As previously detailed, the nice, fit, young people at the Prince Regent have, rather gamely, accepted the challenge of gently encouraging me back to fitness, and, hopefully, a not-so-shambling and sickly middle age and beyond.
The moment of pathos came during a brief, but sweaty, stint on a cross trainer when I desperately attempted to lower the intensity of the machine – from one to zero.
I wasn’t trying to switch it off, I was just hoping for a less intensive experience than level one.
But it transpires cross trainers don’t have a level zero.
What exactly was I expecting at ‘level zero’? A fully automated cross trainer? Perhaps one that also made me a sausage sandwich while at the same time massaging my back with essential oils?
That said, it hasn’t been a bad first two weeks out of eight.
I’ve managed three immensely challenging Pilates classes, three steady gym sessions, and a full round of golf (and yes golf-haters, it does count as exercise, especially the blundering way I play it).
Obviously I need to do more, but as is often the way a few things have gotten in the way, including a weekend trip home to see the family, a spectacular and fairly boozy meal out, and life in general.
Perhaps I’m making excuses already. Let’s hope not, and hopefully next week’s stats will be better.
It has been nice to get back to the Prince Regent’s petite but well-decked out gym.
In recent years I’ve been a rolling stone in terms of regular gyms and to double the number of musical allusions, wherever I’ve laid my musty old towel, that’s been my home.
I’ve tried big out-of-town slighter posher establishments, the type where there are more gleaming machines than punters but are susceptible to price increases, and tie you into contracts that are only marginally less long-term binding than most Mafia blood oaths.
More recently I’ve gone for the new generation of cheap and cheerful town centre chain gyms.

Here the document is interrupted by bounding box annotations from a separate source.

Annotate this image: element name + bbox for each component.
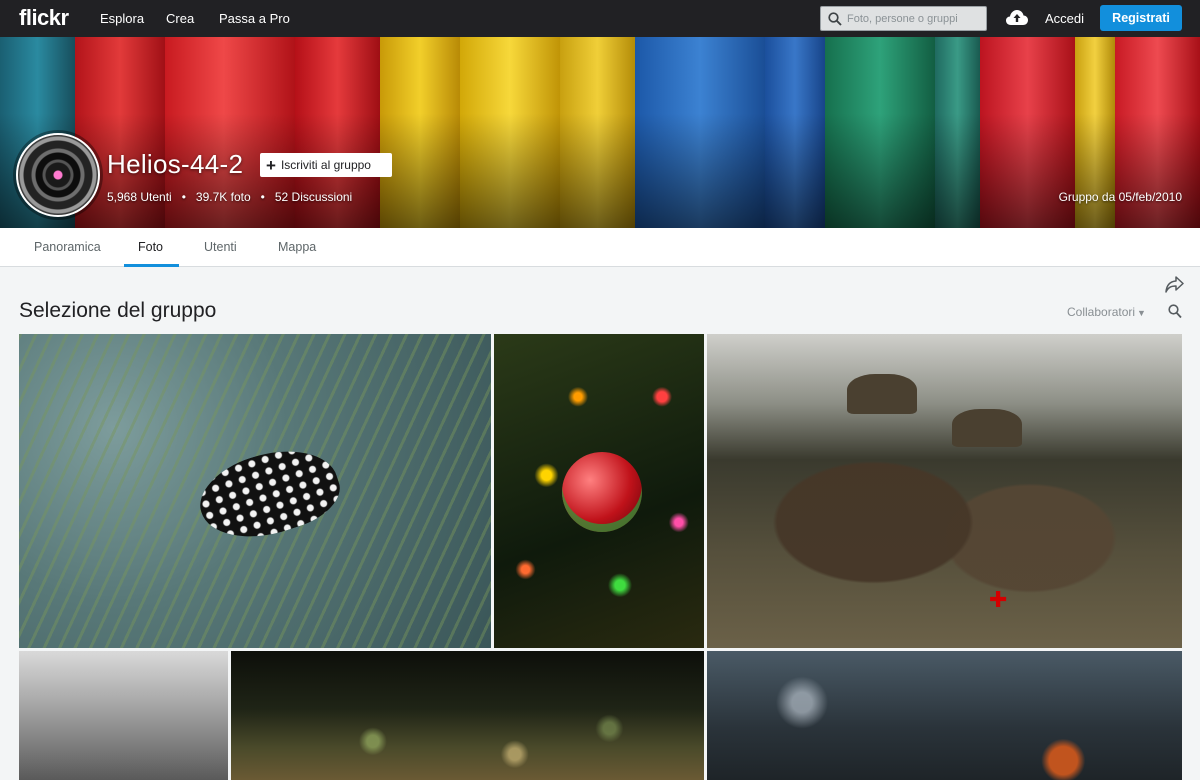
cap-shape [952, 409, 1022, 447]
search-input[interactable] [847, 12, 982, 25]
plus-icon: + [266, 155, 276, 175]
separator-dot: • [181, 190, 186, 204]
photos-count[interactable]: 39.7K foto [196, 190, 251, 204]
cap-shape [847, 374, 917, 414]
tab-photos[interactable]: Foto [138, 240, 163, 254]
photo-thumbnail[interactable] [494, 334, 704, 648]
photo-thumbnail[interactable] [707, 651, 1182, 780]
photo-thumbnail[interactable]: ✚ [707, 334, 1182, 648]
section-title: Selezione del gruppo [19, 299, 217, 322]
members-count[interactable]: 5,968 Utenti [107, 190, 172, 204]
photo-thumbnail[interactable] [231, 651, 704, 780]
flickr-logo[interactable]: flickr [19, 5, 69, 31]
top-nav: flickr Esplora Crea Passa a Pro Accedi R… [0, 0, 1200, 37]
ornament-shape [562, 452, 642, 532]
separator-dot: • [260, 190, 265, 204]
tab-members[interactable]: Utenti [204, 240, 237, 254]
contributors-filter-dropdown[interactable]: Collaboratori ▼ [1067, 305, 1146, 319]
upload-cloud-icon[interactable] [1005, 8, 1029, 27]
photo-thumbnail[interactable] [19, 651, 228, 780]
share-icon[interactable] [1165, 276, 1184, 293]
group-avatar [16, 133, 100, 217]
group-cover-banner: Helios-44-2 + Iscriviti al gruppo 5,968 … [0, 37, 1200, 228]
search-icon [828, 12, 842, 26]
group-stats: 5,968 Utenti • 39.7K foto • 52 Discussio… [107, 190, 352, 204]
filter-label: Collaboratori [1067, 305, 1136, 319]
tab-map[interactable]: Mappa [278, 240, 316, 254]
group-title: Helios-44-2 [107, 149, 244, 179]
group-since: Gruppo da 05/feb/2010 [1058, 190, 1182, 204]
search-box [820, 6, 987, 31]
chevron-down-icon: ▼ [1137, 308, 1146, 318]
tab-overview[interactable]: Panoramica [34, 240, 101, 254]
active-tab-indicator [124, 264, 179, 267]
nav-pro-link[interactable]: Passa a Pro [219, 11, 290, 26]
join-group-button[interactable]: + Iscriviti al gruppo [260, 153, 392, 177]
search-icon[interactable] [1168, 304, 1182, 319]
login-link[interactable]: Accedi [1045, 11, 1084, 26]
discussions-count[interactable]: 52 Discussioni [275, 190, 352, 204]
nav-create-link[interactable]: Crea [166, 11, 194, 26]
photo-thumbnail[interactable] [19, 334, 491, 648]
register-button[interactable]: Registrati [1100, 5, 1182, 31]
red-cross-armband: ✚ [989, 587, 1008, 612]
nav-explore-link[interactable]: Esplora [100, 11, 144, 26]
feather-shape [190, 434, 348, 554]
join-group-label: Iscriviti al gruppo [280, 158, 371, 172]
group-tabs: Panoramica Foto Utenti Mappa [0, 228, 1200, 267]
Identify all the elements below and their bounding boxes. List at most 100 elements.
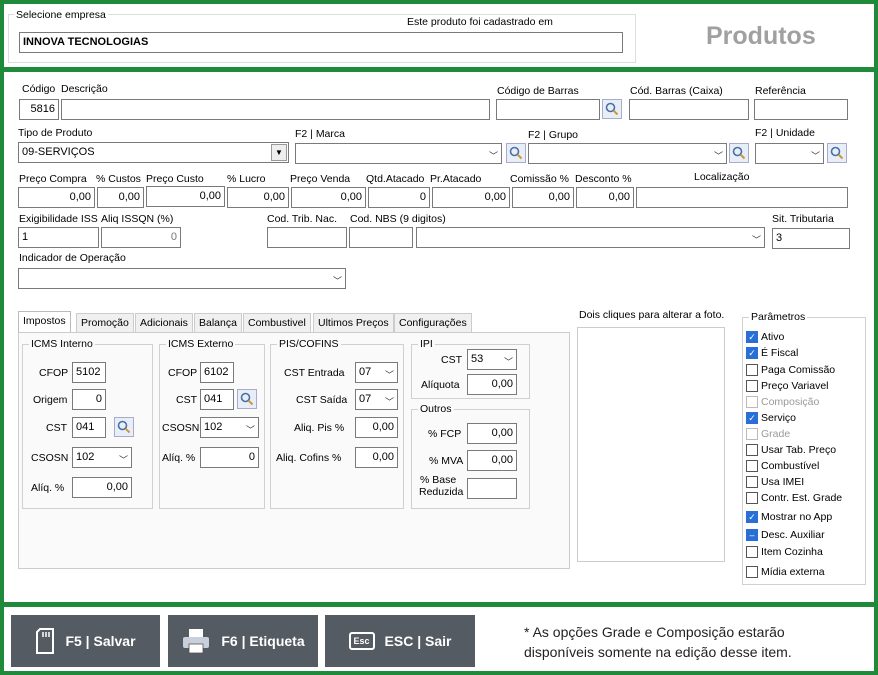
- icms-externo-cst-search-button[interactable]: [237, 389, 257, 409]
- grupo-search-button[interactable]: [729, 143, 749, 163]
- checkbox-icon[interactable]: ✓: [746, 511, 758, 523]
- tab-impostos[interactable]: Impostos: [18, 311, 71, 333]
- sit-trib-field[interactable]: 3: [772, 228, 850, 249]
- icms-interno-aliq-field[interactable]: 0,00: [72, 477, 132, 498]
- icms-interno-cst-search-button[interactable]: [114, 417, 134, 437]
- checkbox-icon[interactable]: [746, 380, 758, 392]
- fcp-field[interactable]: 0,00: [467, 423, 517, 444]
- qtd-atacado-field[interactable]: 0: [368, 187, 430, 208]
- icms-interno-cst-field[interactable]: 041: [72, 417, 106, 438]
- ipi-cst-select[interactable]: 53 ﹀: [467, 349, 517, 370]
- cod-nbs-select[interactable]: ﹀: [416, 227, 765, 248]
- printer-icon: [183, 629, 210, 654]
- ind-operacao-select[interactable]: ﹀: [18, 268, 346, 289]
- parametro-desc-auxiliar[interactable]: – Desc. Auxiliar: [746, 529, 825, 541]
- base-reduzida-field[interactable]: [467, 478, 517, 499]
- checkbox-icon[interactable]: [746, 460, 758, 472]
- parametro-grade: Grade: [746, 428, 790, 440]
- checkbox-icon[interactable]: [746, 476, 758, 488]
- preco-venda-field[interactable]: 0,00: [291, 187, 366, 208]
- parametro-m-dia-externa[interactable]: Mídia externa: [746, 566, 825, 578]
- label-button[interactable]: F6 | Etiqueta: [168, 615, 318, 667]
- cst-entrada-select[interactable]: 07 ﹀: [355, 362, 398, 383]
- comissao-field[interactable]: 0,00: [512, 187, 574, 208]
- tipo-produto-label: Tipo de Produto: [18, 127, 93, 139]
- checkbox-icon[interactable]: [746, 364, 758, 376]
- marca-search-button[interactable]: [506, 143, 526, 163]
- checkbox-icon[interactable]: [746, 428, 758, 440]
- pr-atacado-field[interactable]: 0,00: [432, 187, 510, 208]
- checkbox-icon[interactable]: ✓: [746, 347, 758, 359]
- tab-promocao[interactable]: Promoção: [76, 313, 134, 332]
- parametro-label: Mídia externa: [761, 566, 825, 578]
- referencia-field[interactable]: [754, 99, 848, 120]
- frame-footer-divider: [0, 602, 878, 607]
- frame-right: [874, 0, 878, 675]
- unidade-select[interactable]: ﹀: [755, 143, 824, 164]
- lucro-field[interactable]: 0,00: [227, 187, 289, 208]
- desconto-field[interactable]: 0,00: [576, 187, 634, 208]
- icms-externo-cst-field[interactable]: 041: [200, 389, 234, 410]
- tab-balanca[interactable]: Balança: [194, 313, 242, 332]
- parametro-mostrar-no-app[interactable]: ✓ Mostrar no App: [746, 511, 832, 523]
- codigo-barras-search-button[interactable]: [602, 99, 622, 119]
- icms-interno-cfop-field[interactable]: 5102: [72, 362, 106, 383]
- parametro-item-cozinha[interactable]: Item Cozinha: [746, 546, 823, 558]
- parametro-ativo[interactable]: ✓ Ativo: [746, 331, 784, 343]
- save-button[interactable]: F5 | Salvar: [11, 615, 160, 667]
- ipi-aliquota-field[interactable]: 0,00: [467, 374, 517, 395]
- parametro-combust-vel[interactable]: Combustível: [746, 460, 819, 472]
- exig-iss-field[interactable]: 1: [18, 227, 99, 248]
- cod-nbs-field[interactable]: [349, 227, 413, 248]
- cod-trib-field[interactable]: [267, 227, 347, 248]
- icms-interno-origem-field[interactable]: 0: [72, 389, 106, 410]
- localizacao-field[interactable]: [636, 187, 848, 208]
- icms-interno-csosn-select[interactable]: 102 ﹀: [72, 447, 132, 468]
- exit-button[interactable]: Esc ESC | Sair: [325, 615, 475, 667]
- parametro-label: Grade: [761, 428, 791, 440]
- parametro--fiscal[interactable]: ✓ É Fiscal: [746, 347, 798, 359]
- icms-externo-cfop-field[interactable]: 6102: [200, 362, 234, 383]
- marca-select[interactable]: ﹀: [295, 143, 502, 164]
- checkbox-icon[interactable]: ✓: [746, 412, 758, 424]
- indeterminate-checkbox-icon[interactable]: –: [746, 529, 758, 541]
- parametro-usar-tab-pre-o[interactable]: Usar Tab. Preço: [746, 444, 836, 456]
- icms-interno-csosn-label: CSOSN: [31, 452, 69, 464]
- parametro-paga-comiss-o[interactable]: Paga Comissão: [746, 364, 835, 376]
- descricao-field[interactable]: [61, 99, 490, 120]
- aliq-cofins-field[interactable]: 0,00: [355, 447, 398, 468]
- tab-ultimos-precos[interactable]: Ultimos Preços: [313, 313, 394, 332]
- codigo-field[interactable]: 5816: [19, 99, 59, 120]
- tab-adicionais[interactable]: Adicionais: [135, 313, 193, 332]
- grupo-select[interactable]: ﹀: [528, 143, 727, 164]
- tipo-produto-select[interactable]: 09-SERVIÇOS ▼: [18, 142, 289, 163]
- footer-note: * As opções Grade e Composição estarão d…: [524, 624, 792, 660]
- custos-field[interactable]: 0,00: [97, 187, 144, 208]
- checkbox-icon[interactable]: [746, 396, 758, 408]
- photo-box[interactable]: [577, 327, 725, 562]
- tab-combustivel[interactable]: Combustivel: [243, 313, 311, 332]
- checkbox-icon[interactable]: [746, 444, 758, 456]
- pr-atacado-label: Pr.Atacado: [430, 173, 482, 185]
- cod-barras-caixa-field[interactable]: [629, 99, 749, 120]
- checkbox-icon[interactable]: [746, 566, 758, 578]
- mva-field[interactable]: 0,00: [467, 450, 517, 471]
- checkbox-icon[interactable]: [746, 546, 758, 558]
- aliq-issqn-field[interactable]: 0: [101, 227, 181, 248]
- icms-externo-aliq-field[interactable]: 0: [200, 447, 259, 468]
- unidade-search-button[interactable]: [827, 143, 847, 163]
- checkbox-icon[interactable]: [746, 492, 758, 504]
- cst-saida-select[interactable]: 07 ﹀: [355, 389, 398, 410]
- parametro-pre-o-variavel[interactable]: Preço Variavel: [746, 380, 829, 392]
- preco-custo-field[interactable]: 0,00: [146, 186, 225, 207]
- preco-compra-field[interactable]: 0,00: [18, 187, 95, 208]
- checkbox-icon[interactable]: ✓: [746, 331, 758, 343]
- codigo-barras-field[interactable]: [496, 99, 600, 120]
- aliq-pis-field[interactable]: 0,00: [355, 417, 398, 438]
- company-field[interactable]: INNOVA TECNOLOGIAS: [19, 32, 623, 53]
- parametro-contr-est-grade[interactable]: Contr. Est. Grade: [746, 492, 842, 504]
- icms-externo-csosn-select[interactable]: 102 ﹀: [200, 417, 259, 438]
- parametro-usa-imei[interactable]: Usa IMEI: [746, 476, 804, 488]
- parametro-servi-o[interactable]: ✓ Serviço: [746, 412, 796, 424]
- tab-configuracoes[interactable]: Configurações: [394, 313, 472, 332]
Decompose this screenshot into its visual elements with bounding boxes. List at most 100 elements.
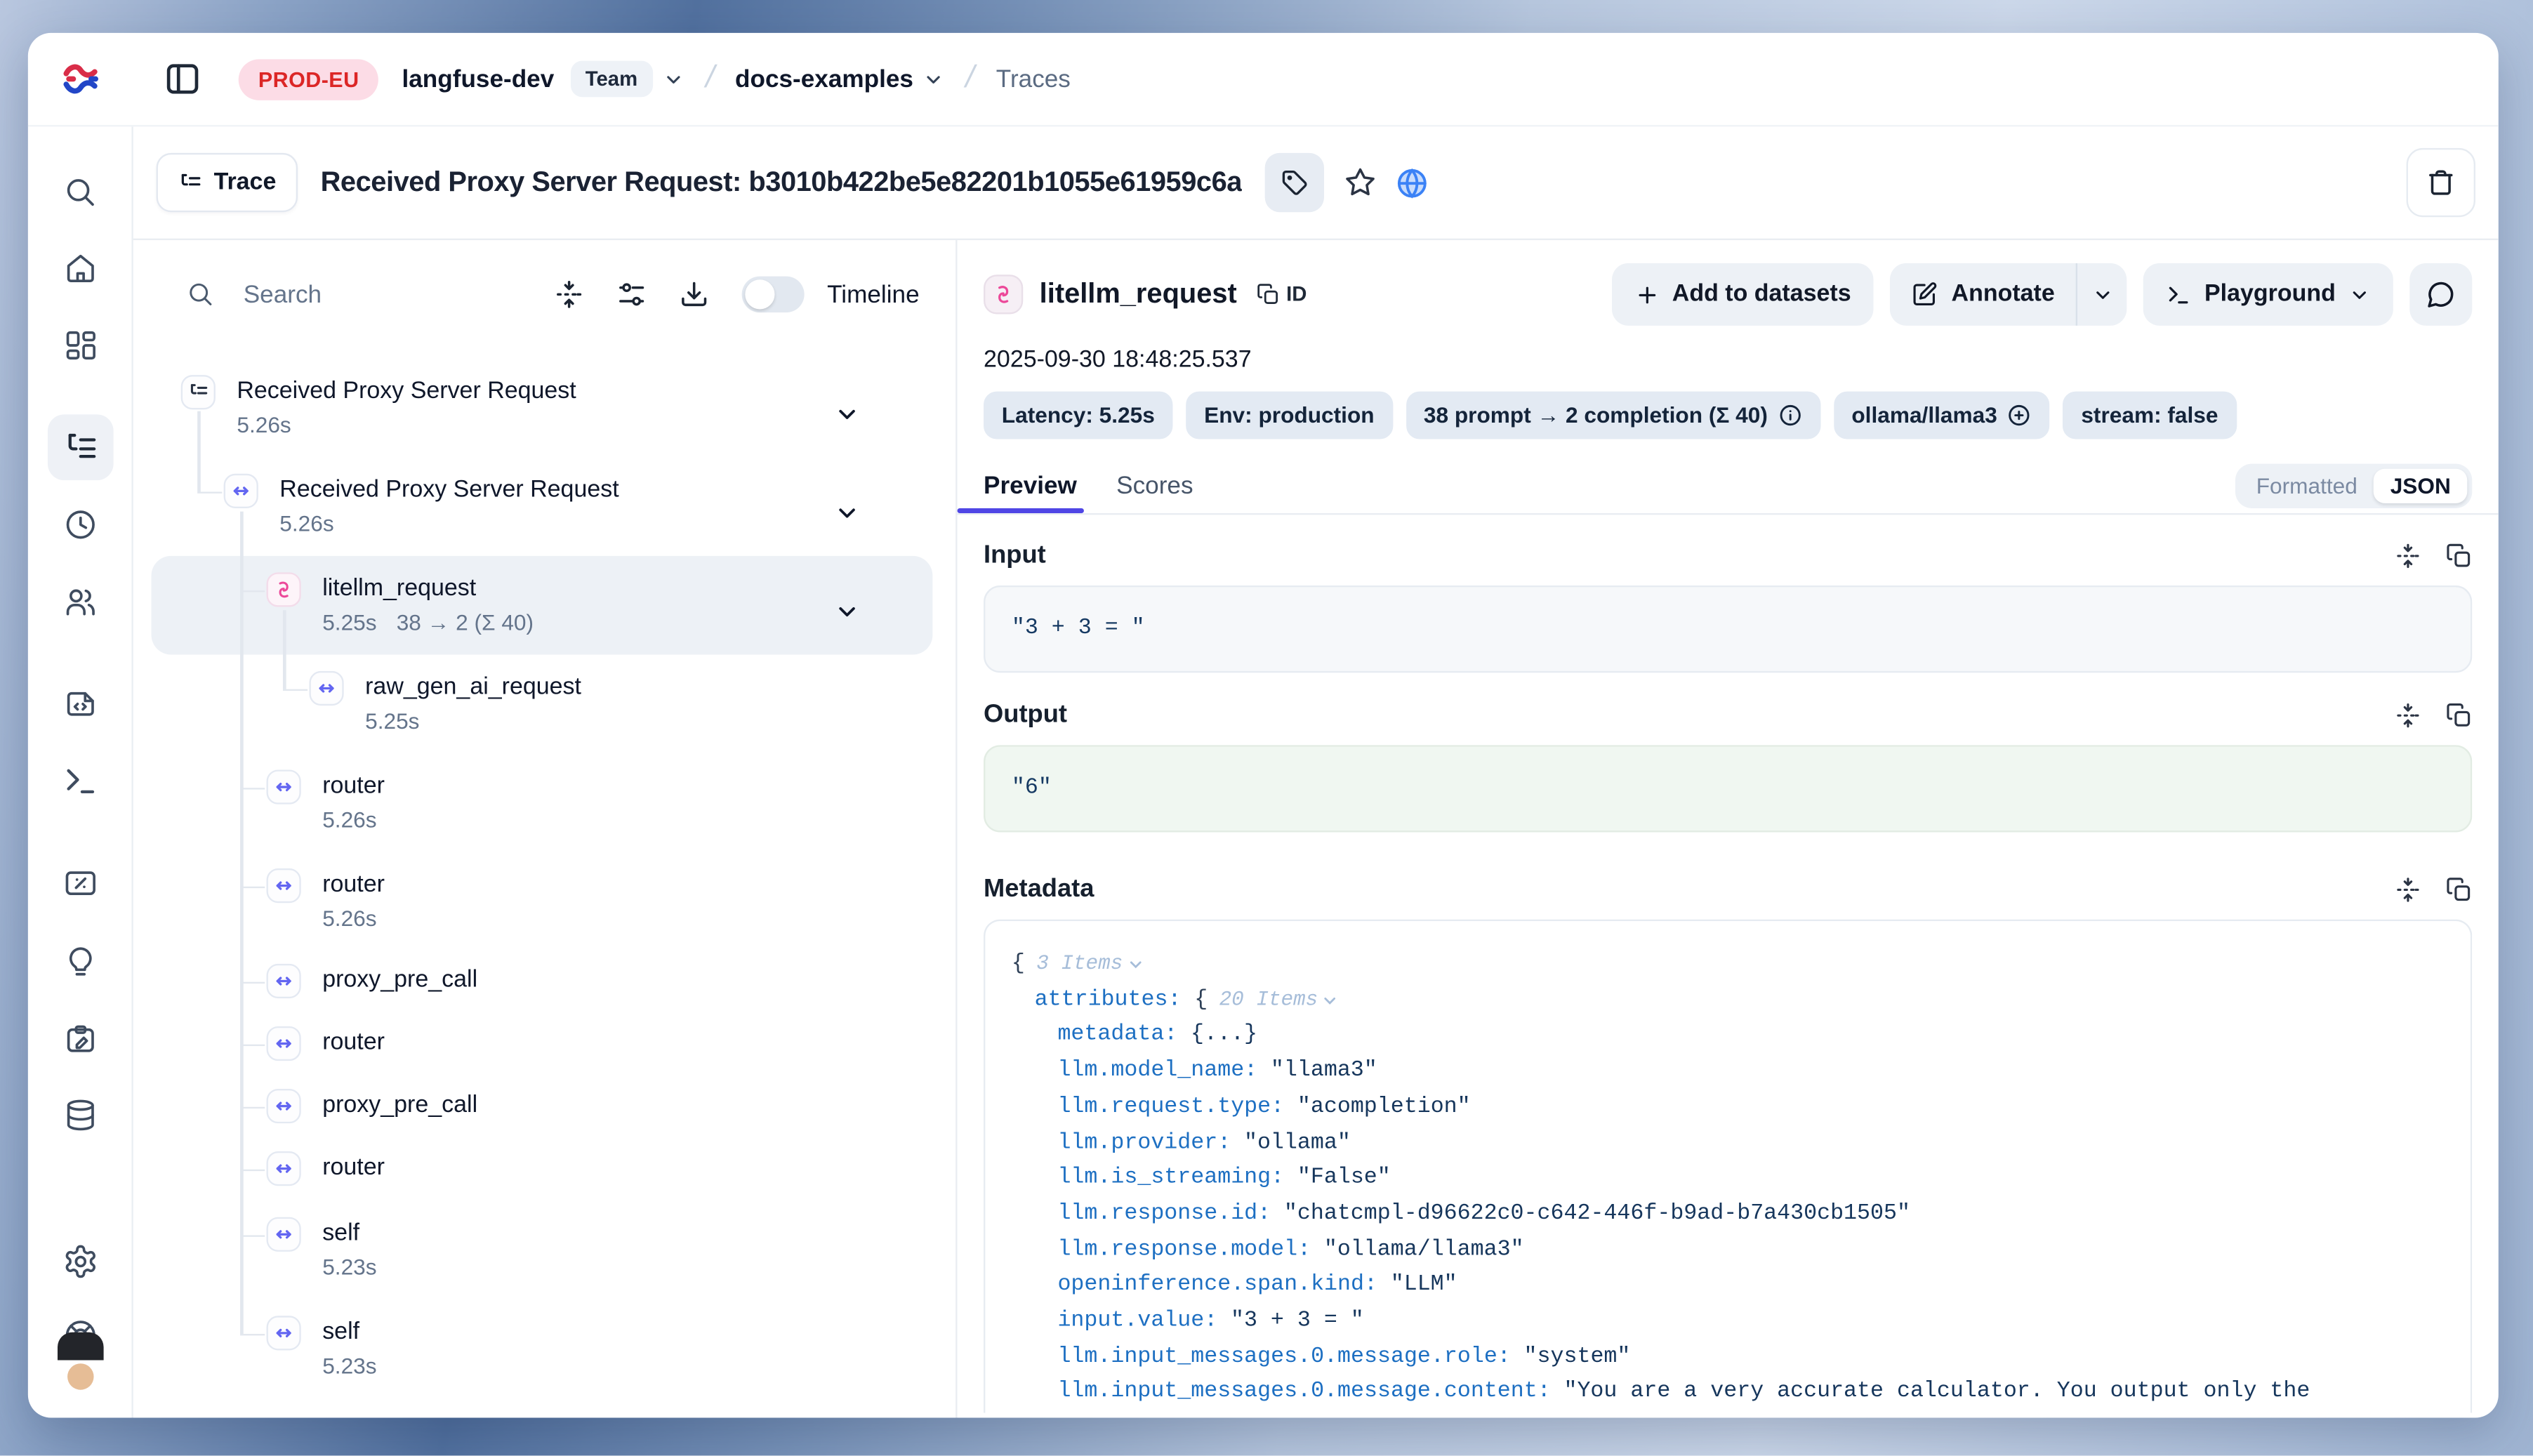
tree-row[interactable]: proxy_pre_call bbox=[152, 1076, 933, 1138]
tree-row[interactable]: self 5.23s bbox=[152, 1299, 933, 1398]
top-navigation-bar: PROD-EU langfuse-dev Team / docs-example… bbox=[28, 33, 2499, 127]
evaluators-percent-icon[interactable] bbox=[62, 865, 98, 901]
desktop-background: PROD-EU langfuse-dev Team / docs-example… bbox=[0, 0, 2533, 1456]
chevron-down-icon[interactable] bbox=[834, 599, 860, 625]
copy-icon[interactable] bbox=[2446, 877, 2472, 903]
tree-row[interactable]: Received Proxy Server Request 5.26s bbox=[152, 457, 933, 556]
datasets-database-icon[interactable] bbox=[62, 1097, 98, 1134]
langfuse-logo-icon[interactable] bbox=[61, 58, 104, 100]
span-icon bbox=[267, 1151, 301, 1186]
project-switcher[interactable]: docs-examples bbox=[735, 65, 944, 93]
tree-row[interactable]: Received Proxy Server Request 5.26s bbox=[152, 359, 933, 458]
tab-scores[interactable]: Scores bbox=[1116, 457, 1193, 513]
chevron-down-icon bbox=[2091, 284, 2112, 305]
delete-trash-button[interactable] bbox=[2407, 148, 2475, 217]
span-icon bbox=[267, 1026, 301, 1061]
span-title: litellm_request bbox=[1040, 278, 1237, 311]
org-switcher-chevron-icon[interactable] bbox=[662, 68, 683, 89]
tags-button[interactable] bbox=[1265, 153, 1324, 212]
span-icon bbox=[267, 964, 301, 998]
span-content-scroll[interactable]: Input "3 + 3 = " Output bbox=[984, 515, 2472, 1417]
download-icon[interactable] bbox=[679, 279, 708, 309]
latency-badge: Latency: 5.25s bbox=[984, 392, 1173, 439]
copy-icon[interactable] bbox=[2446, 702, 2472, 728]
tree-row-selected[interactable]: litellm_request 5.25s38 → 2 (Σ 40) bbox=[152, 556, 933, 655]
output-section-title: Output bbox=[984, 701, 1067, 730]
observation-tree-panel: Timeline bbox=[133, 240, 958, 1417]
tree-search-row: Timeline bbox=[133, 240, 955, 349]
tree-row[interactable]: router bbox=[152, 1138, 933, 1200]
terminal-icon[interactable] bbox=[62, 763, 98, 800]
bookmark-star-icon[interactable] bbox=[1344, 166, 1377, 199]
tree-row-duration: 5.26s bbox=[322, 805, 376, 838]
comment-button[interactable] bbox=[2409, 263, 2472, 326]
tree-row-label: router bbox=[322, 769, 385, 804]
span-icon bbox=[267, 1316, 301, 1350]
collapse-all-icon[interactable] bbox=[554, 279, 583, 309]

They’re competitively-priced and not short of equipment, but left me feeling like a worker-drone in a science fiction film, ineffectually plodding away with no encouragement or human interaction, despite being around up to 200 other plodders.
The Prince Regent gym feels less impersonal, and each time I’ve gone there I’ve bumped into my Pilates guru Sean, or the gym manager Ryan. Although it’s worth noting that I haven’t yet visited the gym during a very busy period, so next week I might be full of fire and brimstone after being forced to wait more than a minute for the lat-pulldown machine.
On the subject of negative emotions, I’ve thus far spared my dignity and the readers’ sensibilities by avoiding photos of me in ‘action’.
But I’ve reluctantly accepted the above is often part of the fitness/weight loss narrative, so you can look forward to a more shots of me gurning like a maniac and perspiring like I’ve just completed a Sub-Saharan Triathlon rather than 10 minutes on a treadmill.
In fact 10 minutes of cross-trainer striding on a high(ish) incline has proved to be one of my favourite elements of my new, rather modest, gym programme.
As a strutting young buck I was always fairly dismissive of people walking on a treadmill, but now as a war-wounded old beast, anything which is vaguely cardiovascular without bashing my spine is a God-send.
Less straight-forward is a cross-trainer where the feet glides back on a funny angle, leading you into a movement similar to my mum twisting away on bygone dancefloors. It’s harder than it sounds, and initially left me lurching about a bit until I go the gist of it. Mum would have been proud.